Jquery: Turn 3 arrays in to different objects with different IDs

Question

I've been fooling around with a very minimalistic jquery admin area menu. The thing is I want jQuery to build 3 equal menus with different ID's. I managed to do this by creating a function and call it 3 times with different variables, but I'd like to ask my first question on this lovely community:

What is the most minimalistic and efficient way of creating 3 elements with different IDs and content?

d=['Varer','Kate','Produ','Tilbud','Sider','Info','Pref'];

e=['Varer1','Kate1','Produ1','Tilbud1','Sider1','Info1','Pref1'];

f=['Varer2','Kate2','Produ2','Tilbud2','Sider2','Info2','Pref2'];

function menu(){
var e='';
$.each(d,function(a,b){e+='<a href=#'+b+'>'+b+'</a>'});
$('body').append('<div id=c>'+e+'</div>');}
menu();

Thanks in advance

Answer 1

How about this: http://jsfiddle.net/M6Upv/

d = ['Varer', 'Kate', 'Produ', 'Tilbud', 'Sider', 'Info', 'Pref'];
e = ['Varer1', 'Kate1', 'Produ1', 'Tilbud1', 'Sider1', 'Info1', 'Pref1'];
f = ['Varer2', 'Kate2', 'Produ2', 'Tilbud2', 'Sider2', 'Info2', 'Pref2'];

function menu(i, array) {
    var e = '';
    $.each(array, function(a, b) { e += '<a href=#' + b + '>' + b + '</a>'; });
        // Use the "i" value to make sure the container ID is unique
    $('body').append('<div id=c' + i + '>' + e + '</div>');
}
   // Place your arrays in an array, and call a separate .each()
   //    with your menu() function as the callback.
$.each([d, e, f], menu);​

Answer 2

Your method is actually really good.
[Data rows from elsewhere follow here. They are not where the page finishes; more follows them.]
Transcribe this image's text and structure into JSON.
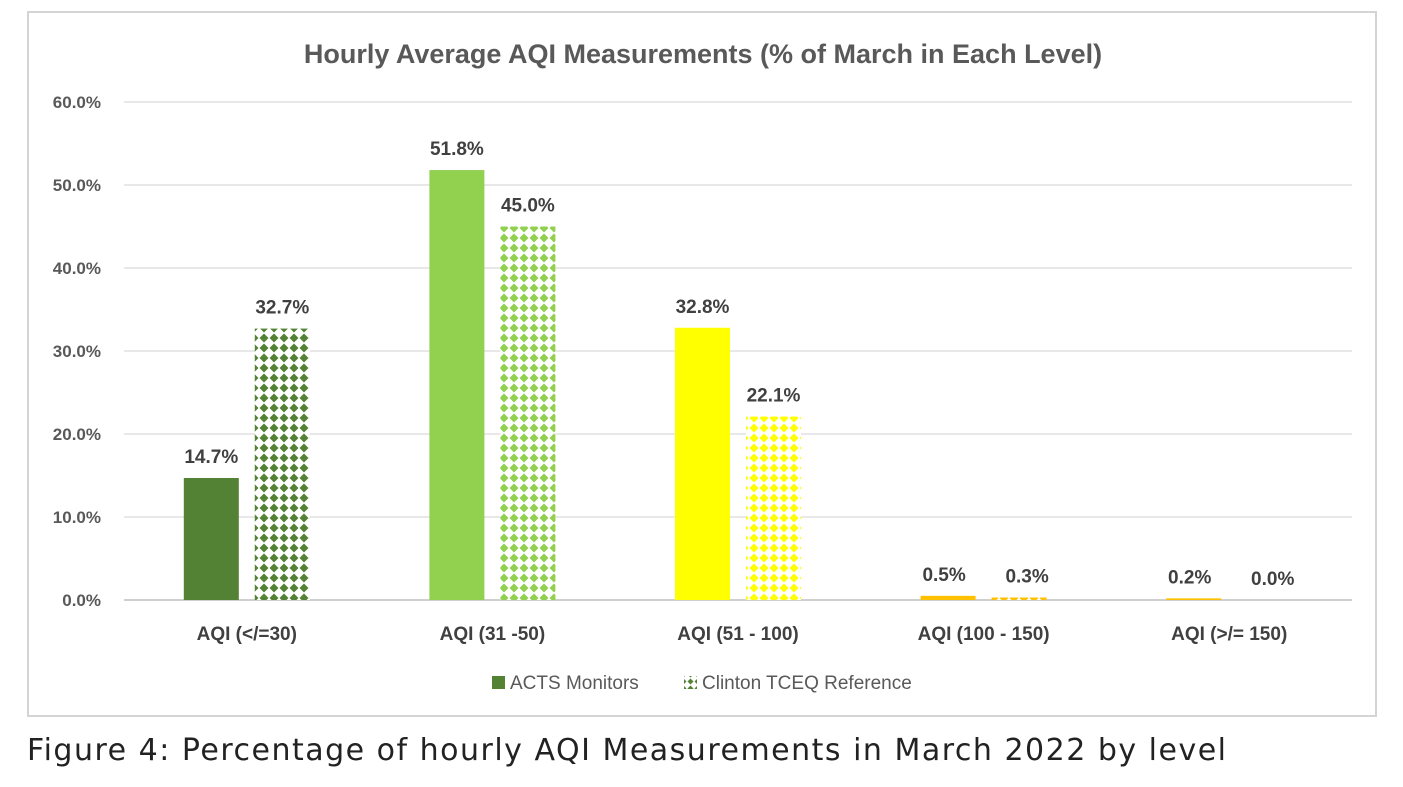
{
  "chart_data": {
    "type": "bar",
    "title": "Hourly Average AQI Measurements (% of March in Each Level)",
    "categories": [
      "AQI (</=30)",
      "AQI (31 -50)",
      "AQI (51 - 100)",
      "AQI (100 - 150)",
      "AQI (>/= 150)"
    ],
    "series": [
      {
        "name": "ACTS Monitors",
        "values": [
          14.7,
          51.8,
          32.8,
          0.5,
          0.2
        ],
        "labels": [
          "14.7%",
          "51.8%",
          "32.8%",
          "0.5%",
          "0.2%"
        ],
        "pattern": "solid"
      },
      {
        "name": "Clinton TCEQ Reference",
        "values": [
          32.7,
          45.0,
          22.1,
          0.3,
          0.0
        ],
        "labels": [
          "32.7%",
          "45.0%",
          "22.1%",
          "0.3%",
          "0.0%"
        ],
        "pattern": "diamond-dots"
      }
    ],
    "bar_colors": [
      "#548235",
      "#92d050",
      "#ffff00",
      "#ffc000",
      "#ffc000"
    ],
    "ylim": [
      0,
      60
    ],
    "yticks": [
      "0.0%",
      "10.0%",
      "20.0%",
      "30.0%",
      "40.0%",
      "50.0%",
      "60.0%"
    ],
    "grid": true,
    "legend_position": "bottom",
    "legend_color": "#548235"
  },
  "caption": "Figure 4: Percentage of hourly AQI Measurements in March 2022 by level"
}
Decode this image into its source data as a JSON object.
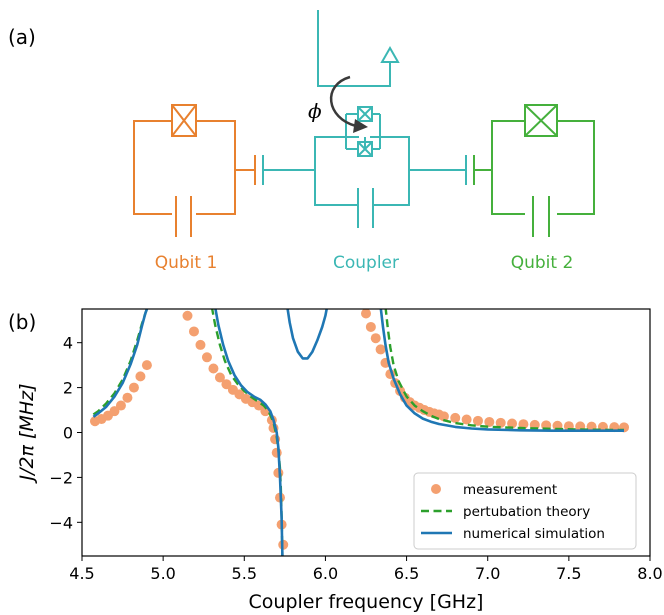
{
  "panel_a": {
    "label": "(a)",
    "qubit1_label": "Qubit 1",
    "coupler_label": "Coupler",
    "qubit2_label": "Qubit 2",
    "flux_symbol": "ϕ",
    "colors": {
      "qubit1": "#e8812f",
      "coupler": "#3bb7b4",
      "qubit2": "#45b03c",
      "arrow": "#3a3a3a"
    }
  },
  "panel_b": {
    "label": "(b)"
  },
  "chart_data": {
    "type": "scatter",
    "xlabel": "Coupler frequency [GHz]",
    "ylabel": "J/2π [MHz]",
    "xlim": [
      4.5,
      8.0
    ],
    "ylim": [
      -5.5,
      5.5
    ],
    "xticks": [
      4.5,
      5.0,
      5.5,
      6.0,
      6.5,
      7.0,
      7.5,
      8.0
    ],
    "xtick_labels": [
      "4.5",
      "5.0",
      "5.5",
      "6.0",
      "6.5",
      "7.0",
      "7.5",
      "8.0"
    ],
    "yticks": [
      -4,
      -2,
      0,
      2,
      4
    ],
    "ytick_labels": [
      "−4",
      "−2",
      "0",
      "2",
      "4"
    ],
    "grid": false,
    "legend_position": "bottom-right",
    "series": [
      {
        "name": "measurement",
        "style": "markers",
        "color": "#f4a070",
        "x": [
          4.58,
          4.62,
          4.66,
          4.7,
          4.74,
          4.78,
          4.82,
          4.86,
          4.9,
          5.15,
          5.19,
          5.23,
          5.27,
          5.31,
          5.35,
          5.39,
          5.43,
          5.47,
          5.51,
          5.55,
          5.59,
          5.63,
          5.67,
          5.68,
          5.69,
          5.7,
          5.71,
          5.72,
          5.73,
          5.74,
          6.25,
          6.28,
          6.31,
          6.34,
          6.37,
          6.4,
          6.43,
          6.46,
          6.49,
          6.52,
          6.55,
          6.58,
          6.61,
          6.64,
          6.67,
          6.7,
          6.73,
          6.8,
          6.87,
          6.94,
          7.01,
          7.08,
          7.15,
          7.22,
          7.29,
          7.36,
          7.43,
          7.5,
          7.57,
          7.64,
          7.71,
          7.78,
          7.84
        ],
        "y": [
          0.5,
          0.6,
          0.75,
          0.95,
          1.2,
          1.55,
          2.0,
          2.5,
          3.0,
          5.2,
          4.5,
          3.9,
          3.35,
          2.85,
          2.45,
          2.15,
          1.9,
          1.7,
          1.5,
          1.35,
          1.2,
          0.95,
          0.55,
          0.2,
          -0.3,
          -0.9,
          -1.8,
          -2.9,
          -4.1,
          -5.0,
          5.3,
          4.7,
          4.2,
          3.7,
          3.1,
          2.6,
          2.2,
          1.85,
          1.55,
          1.35,
          1.2,
          1.1,
          1.0,
          0.92,
          0.85,
          0.8,
          0.72,
          0.65,
          0.58,
          0.52,
          0.47,
          0.43,
          0.4,
          0.37,
          0.34,
          0.32,
          0.3,
          0.28,
          0.27,
          0.26,
          0.25,
          0.24,
          0.23
        ]
      },
      {
        "name": "pertubation theory",
        "style": "dashed",
        "color": "#2ca02c",
        "x": [
          4.57,
          4.6,
          4.65,
          4.7,
          4.75,
          4.8,
          4.84,
          4.87,
          4.89,
          4.905,
          null,
          5.3,
          5.32,
          5.35,
          5.38,
          5.42,
          5.46,
          5.5,
          5.54,
          5.58,
          5.62,
          5.65,
          5.68,
          5.7,
          5.71,
          5.72,
          5.725,
          5.73,
          5.735,
          null,
          6.37,
          6.385,
          6.4,
          6.42,
          6.45,
          6.5,
          6.55,
          6.6,
          6.65,
          6.7,
          6.8,
          6.9,
          7.0,
          7.2,
          7.4,
          7.6,
          7.84
        ],
        "y": [
          0.8,
          0.95,
          1.3,
          1.75,
          2.35,
          3.2,
          4.1,
          4.85,
          5.3,
          5.6,
          null,
          5.6,
          4.8,
          3.9,
          3.2,
          2.55,
          2.15,
          1.85,
          1.6,
          1.4,
          1.2,
          0.95,
          0.45,
          -0.2,
          -0.75,
          -1.6,
          -2.4,
          -3.7,
          -5.5,
          null,
          5.6,
          4.6,
          3.8,
          3.0,
          2.3,
          1.6,
          1.2,
          0.95,
          0.75,
          0.6,
          0.42,
          0.32,
          0.26,
          0.2,
          0.16,
          0.13,
          0.11
        ]
      },
      {
        "name": "numerical simulation",
        "style": "solid",
        "color": "#1f77b4",
        "x": [
          4.57,
          4.6,
          4.65,
          4.7,
          4.75,
          4.8,
          4.84,
          4.87,
          4.89,
          4.905,
          null,
          5.32,
          5.34,
          5.37,
          5.4,
          5.44,
          5.48,
          5.52,
          5.56,
          5.6,
          5.63,
          5.66,
          5.68,
          5.7,
          5.71,
          5.72,
          5.73,
          5.735,
          null,
          5.765,
          5.78,
          5.8,
          5.83,
          5.86,
          5.89,
          5.92,
          5.95,
          5.98,
          6.0,
          6.01,
          null,
          6.34,
          6.355,
          6.37,
          6.39,
          6.42,
          6.46,
          6.5,
          6.55,
          6.6,
          6.65,
          6.7,
          6.8,
          6.9,
          7.0,
          7.2,
          7.4,
          7.6,
          7.84
        ],
        "y": [
          0.7,
          0.85,
          1.15,
          1.6,
          2.2,
          3.05,
          3.9,
          4.75,
          5.3,
          5.6,
          null,
          5.6,
          4.8,
          3.9,
          3.2,
          2.55,
          2.1,
          1.8,
          1.6,
          1.45,
          1.25,
          0.95,
          0.55,
          0.0,
          -0.7,
          -2.0,
          -3.8,
          -5.5,
          null,
          5.6,
          4.9,
          4.2,
          3.6,
          3.3,
          3.3,
          3.6,
          4.1,
          4.7,
          5.2,
          5.6,
          null,
          5.6,
          4.7,
          3.9,
          3.1,
          2.4,
          1.7,
          1.2,
          0.85,
          0.62,
          0.48,
          0.38,
          0.25,
          0.18,
          0.14,
          0.1,
          0.08,
          0.08,
          0.08
        ]
      }
    ]
  }
}
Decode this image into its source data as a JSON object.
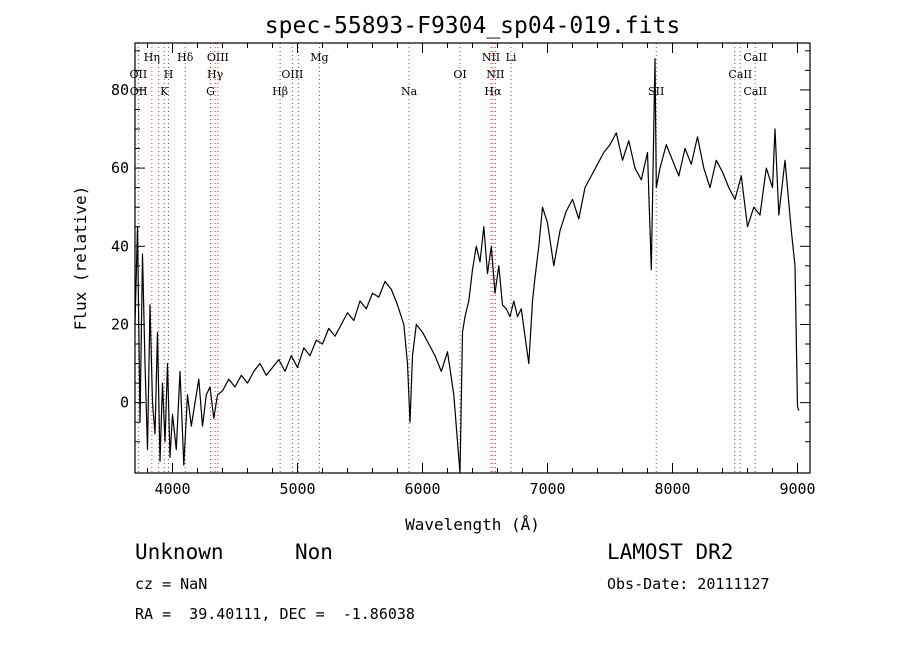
{
  "chart_data": {
    "type": "line",
    "title": "spec-55893-F9304_sp04-019.fits",
    "xlabel": "Wavelength (Å)",
    "ylabel": "Flux (relative)",
    "xlim": [
      3700,
      9100
    ],
    "ylim": [
      -18,
      92
    ],
    "xticks": [
      4000,
      5000,
      6000,
      7000,
      8000,
      9000
    ],
    "yticks": [
      0,
      20,
      40,
      60,
      80
    ],
    "grid": false,
    "series": [
      {
        "x": [
          3700,
          3720,
          3740,
          3760,
          3780,
          3800,
          3820,
          3840,
          3860,
          3880,
          3900,
          3920,
          3940,
          3960,
          3980,
          4000,
          4030,
          4060,
          4090,
          4120,
          4150,
          4180,
          4210,
          4240,
          4270,
          4300,
          4330,
          4360,
          4400,
          4450,
          4500,
          4550,
          4600,
          4650,
          4700,
          4750,
          4800,
          4850,
          4900,
          4950,
          5000,
          5050,
          5100,
          5150,
          5200,
          5250,
          5300,
          5350,
          5400,
          5450,
          5500,
          5550,
          5600,
          5650,
          5700,
          5750,
          5800,
          5850,
          5880,
          5900,
          5920,
          5950,
          6000,
          6050,
          6100,
          6150,
          6200,
          6250,
          6280,
          6300,
          6320,
          6340,
          6370,
          6400,
          6430,
          6460,
          6490,
          6520,
          6550,
          6580,
          6610,
          6640,
          6670,
          6700,
          6730,
          6760,
          6790,
          6820,
          6850,
          6880,
          6900,
          6930,
          6960,
          7000,
          7050,
          7100,
          7150,
          7200,
          7250,
          7300,
          7350,
          7400,
          7450,
          7500,
          7550,
          7600,
          7650,
          7700,
          7750,
          7800,
          7830,
          7860,
          7870,
          7900,
          7950,
          8000,
          8050,
          8100,
          8150,
          8200,
          8250,
          8300,
          8350,
          8400,
          8450,
          8500,
          8550,
          8600,
          8650,
          8700,
          8750,
          8800,
          8820,
          8850,
          8900,
          8950,
          8980,
          9000,
          9010
        ],
        "y": [
          20,
          45,
          -5,
          38,
          10,
          -12,
          25,
          0,
          -8,
          18,
          -15,
          5,
          -10,
          10,
          -14,
          -3,
          -12,
          8,
          -16,
          2,
          -6,
          0,
          6,
          -6,
          2,
          4,
          -4,
          2,
          3,
          6,
          4,
          7,
          5,
          8,
          10,
          7,
          9,
          11,
          8,
          12,
          9,
          14,
          12,
          16,
          15,
          19,
          17,
          20,
          23,
          21,
          26,
          24,
          28,
          27,
          31,
          29,
          25,
          20,
          10,
          -5,
          12,
          20,
          18,
          15,
          12,
          8,
          13,
          2,
          -10,
          -18,
          18,
          22,
          26,
          34,
          40,
          36,
          45,
          33,
          40,
          28,
          35,
          25,
          24,
          22,
          26,
          22,
          24,
          17,
          10,
          26,
          32,
          40,
          50,
          46,
          35,
          44,
          49,
          52,
          47,
          55,
          58,
          61,
          64,
          66,
          69,
          62,
          67,
          60,
          57,
          64,
          34,
          88,
          55,
          60,
          66,
          62,
          58,
          65,
          61,
          68,
          60,
          55,
          62,
          59,
          55,
          52,
          58,
          45,
          50,
          48,
          60,
          55,
          70,
          48,
          62,
          44,
          35,
          -1,
          -2
        ]
      }
    ],
    "line_markers": [
      {
        "label": "Hη",
        "wavelength": 3835,
        "row": 1
      },
      {
        "label": "OII",
        "wavelength": 3727,
        "row": 2
      },
      {
        "label": "OII",
        "wavelength": 3729,
        "row": 3
      },
      {
        "label": "H",
        "wavelength": 3968,
        "row": 2
      },
      {
        "label": "K",
        "wavelength": 3934,
        "row": 3
      },
      {
        "label": "Hδ",
        "wavelength": 4102,
        "row": 1
      },
      {
        "label": "OIII",
        "wavelength": 4363,
        "row": 1
      },
      {
        "label": "Hγ",
        "wavelength": 4341,
        "row": 2
      },
      {
        "label": "G",
        "wavelength": 4304,
        "row": 3
      },
      {
        "label": "Mg",
        "wavelength": 5175,
        "row": 1
      },
      {
        "label": "OIII",
        "wavelength": 4959,
        "row": 2
      },
      {
        "label": "Hβ",
        "wavelength": 4861,
        "row": 3
      },
      {
        "label": "Na",
        "wavelength": 5893,
        "row": 3
      },
      {
        "label": "NII",
        "wavelength": 6548,
        "row": 1
      },
      {
        "label": "Li",
        "wavelength": 6708,
        "row": 1
      },
      {
        "label": "OI",
        "wavelength": 6300,
        "row": 2
      },
      {
        "label": "NII",
        "wavelength": 6583,
        "row": 2
      },
      {
        "label": "Hα",
        "wavelength": 6563,
        "row": 3
      },
      {
        "label": "SII",
        "wavelength": 7870,
        "row": 3
      },
      {
        "label": "CaII",
        "wavelength": 8662,
        "row": 1
      },
      {
        "label": "CaII",
        "wavelength": 8542,
        "row": 2
      },
      {
        "label": "CaII",
        "wavelength": 8662,
        "row": 3
      }
    ],
    "marker_lines_wavelengths": [
      3727,
      3835,
      3889,
      3934,
      3968,
      4102,
      4304,
      4341,
      4363,
      4861,
      4959,
      5007,
      5175,
      5893,
      6300,
      6548,
      6563,
      6583,
      6708,
      7870,
      8498,
      8542,
      8662
    ]
  },
  "info": {
    "class": "Unknown",
    "subclass": "Non",
    "survey": "LAMOST DR2",
    "cz": "cz = NaN",
    "obs_date": "Obs-Date: 20111127",
    "coords": "RA =  39.40111, DEC =  -1.86038"
  }
}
Keep in mind these following issues though:

Missing the var keyword will make the variable global.

var d = ['Varer' ..];

Keep the function independent of the outside environment. Pass the array as a parameter.

function menu(array) {

}

Pass the id as an argument into the function which currently seems to assign all divs the id "c".

function menu(id, dataArray) {

}

Each time you append something to a string, a new string is created. A faster method is to add these strings to an array and join them at the end. Here's the menu function keeping all above points in mind.

function menu(id, data) {
    var links = $.map(data, function(value) {
        return  '<a href="#' + value + '">' + value + '</a>';
    }).get();

    var div = $('<div>', { 
        id: id,
        html: links.join('')
    });
    $('body').append(div);
}

Minimalistic code does not mean you should use one letter variable names. Leave that to the minifier.

menu('firstId', d);
menu('secondId', e);
menu('thirdId', f);